Babaeski’de “Çevreme Duyarlıyım, Değerlerime Sahip Çıkıyorum Projesi”(ÇEDES) projesini protesto etmek için basın açıklaması düzenlendi. Eğitim İş, Eğitim Sen, Hürriyetçi Eğitim Sen, Atatürkçü Düşünce Derneği, Disk Emekli Sen, Çağdaş Yaşamı Destekleme Derneği, Kepirtepeliler Eğitim Vakfı ,Yeni Kuşak Köy Enstitüleri Derneği imzasının bulunduğu basın açıklamasını Eğitim İş Sendikası Babaeski Temsilcisi Orhan Yarımkale okudu. Basın açıklamasında ÇEDES’in doğuracağı olumsuzluklar paylaşıldı. ÇEDES katılımcılarla beraber protesto edildi.
“Laik ve Bilimsel Eğitimden Asla Taviz Vermeyeceğiz!” başlıklı basın açıklaması;
“Gündeme getirildiğinden bu yana Sivil Toplum Örgütleri olarak tepki gösterdiğimiz, yargıya taşıdığımız “Çevreme Duyarlıyım, Değerlerime Sahip Çıkıyorum Projesi”(ÇEDES) projesi kapsamında, ilimiz Kırklareli’de ilkokul, ortaokul ve lisenin yer aldığı 158 okula din görevlileri atanmıştır.

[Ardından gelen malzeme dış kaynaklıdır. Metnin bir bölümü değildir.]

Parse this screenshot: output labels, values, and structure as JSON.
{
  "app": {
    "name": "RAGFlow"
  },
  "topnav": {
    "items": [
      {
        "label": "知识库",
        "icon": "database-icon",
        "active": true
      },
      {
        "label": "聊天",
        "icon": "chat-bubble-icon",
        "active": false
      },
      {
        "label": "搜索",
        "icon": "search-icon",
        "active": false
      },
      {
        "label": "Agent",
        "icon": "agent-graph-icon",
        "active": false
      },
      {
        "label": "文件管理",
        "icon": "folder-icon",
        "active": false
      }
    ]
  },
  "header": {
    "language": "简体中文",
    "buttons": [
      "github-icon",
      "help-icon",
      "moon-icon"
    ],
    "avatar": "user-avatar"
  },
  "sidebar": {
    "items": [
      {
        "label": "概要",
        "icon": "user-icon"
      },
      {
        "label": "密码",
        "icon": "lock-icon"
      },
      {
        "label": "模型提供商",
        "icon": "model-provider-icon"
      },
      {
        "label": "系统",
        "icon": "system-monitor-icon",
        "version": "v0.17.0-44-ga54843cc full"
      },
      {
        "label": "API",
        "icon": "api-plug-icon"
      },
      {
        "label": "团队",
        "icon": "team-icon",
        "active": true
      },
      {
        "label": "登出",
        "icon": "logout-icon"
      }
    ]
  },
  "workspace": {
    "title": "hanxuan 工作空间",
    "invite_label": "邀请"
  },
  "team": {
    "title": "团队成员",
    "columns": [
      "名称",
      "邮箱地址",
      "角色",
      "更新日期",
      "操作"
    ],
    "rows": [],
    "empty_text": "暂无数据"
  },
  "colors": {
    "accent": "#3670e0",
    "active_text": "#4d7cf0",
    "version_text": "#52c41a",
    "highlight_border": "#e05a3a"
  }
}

Sivil Toplum Örgütleri olarak daha birkaç hafta önce Karaman’da din görevlilerin, vaizlerin devlet okullarında derslere girmeye başladığını ve derse giren bir vaizin de Atatürk ile Cumhuriyet’e dil uzattığını ortaya koymuş, kamuoyu tepkisini örgütlemişti. Ancak üst üste yaşanan gelişmeler göstermiştir ki sorumlularda pişmanlık değil pişkinlik hakimdir. Çünkü laiklik karşıtı uygulamalar, büyük bir pişkinlikle sürdürülmektedir.
Türkiye’de her alanda yaşadığımız gerileme ve çürümeye, Cumhuriyet dersi eksikliğinin, örgütlü kötülük ile örgütlü cahilliğin sebep olduğunu söylemek mümkündür.
Bugün biz de aydınlanmayı örgütlemek, geleceğimiz olan çocuklarımıza sahip çıkmak için birlikte mücadele etme irademizi buradan bir kez daha ilan ediyoruz.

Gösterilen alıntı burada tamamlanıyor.